ELECTRIC ORANGE - Volume 10

Kategorie: CD-Reviews | Genre: Psychedelic/Space Rock, Krautrock | Heft: Jahrgang 2014, eclipsed Nr. 164 / 10-2014 | VÖ-Jahr: 2014 | Wertung: 9/10, Album des Monats | Label: Eigenvertrieb | Autor: BSV


Electric Orange have already released more than ten albums. It feels like the band from Aachen is one of the oldest members of Krautrock. But this does not do justice to the real primary rocks of Krautrock. Nor Electric Orange. Nevertheless: The men around Dirk Jan Müller (keyboards) and Dirk Bittner (guitar) have been at the start since the early nineties and have established themselves in the local psychedelic Krautrock scene with a series of outstanding albums. And not only that: Electric Orange have developed a characteristic sound within the scene. No overflowing jams, no psychopop songs, but instrumental music that lives from compositional finesse and unbridled experimental spirit. Electric Orange even. The new "Volume 10" makes no exception. On the contrary, it adds another highlight to the band's back catalogue. And a new dimension to the EO sound: avant-garde sound collages of strings and horns, Far Eastern harmonies and moods take the lead in some places, can even spread out for several minutes. Above all, however, they fit into the usual trademarks. Of course, Electric Orange again rely on irresistible grooves, strange sounds and skilful hooklines.

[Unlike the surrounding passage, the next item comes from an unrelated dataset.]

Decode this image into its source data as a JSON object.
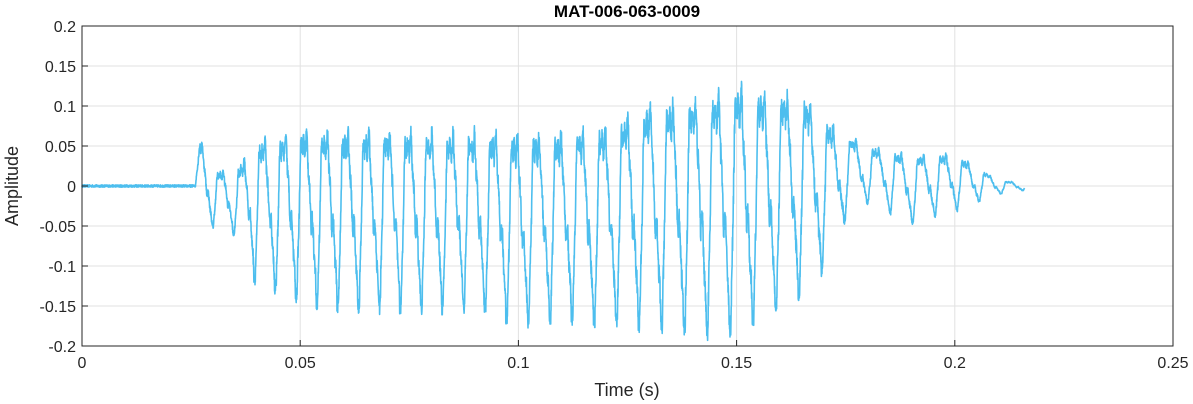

Thus "Volume 10" becomes a remarkable trip which, with almost eighty minutes of playing time, completely exhausts the technical possibilities of a CD. In the opener "Paraboiled", Electric Orange are first exploring their possibilities, suggesting the expansion of the sound palette. But "Slowbind" is already starting the first headbanger-compatible rhythm after a drone intro. It continues with a Sunn O)))-like creaking in "Symptom Of The Moony Nurse", into which sequencers and strange sounds are intertwined. "Suite Beef" lets fat drums march first subtly, then loudly over an organ carpet, while "A Tuna Sunrise" resembles a meditation - including warm Mellotron sounds. The twenty-minute "Behind The Wall Of Sheep" is then music energy: loud whirling drums whip the track ahead, in addition an unmanageable number of sounds, partly harsh industrial sounds, partly hard basses. With four minutes, the shortest piece "Seven And Smell" is characterized by alienated speech song and a hypnotic groove. The warm organ sounds of the concluding "Worn Utopia" set the final point behind an album that leaves nothing to be desired.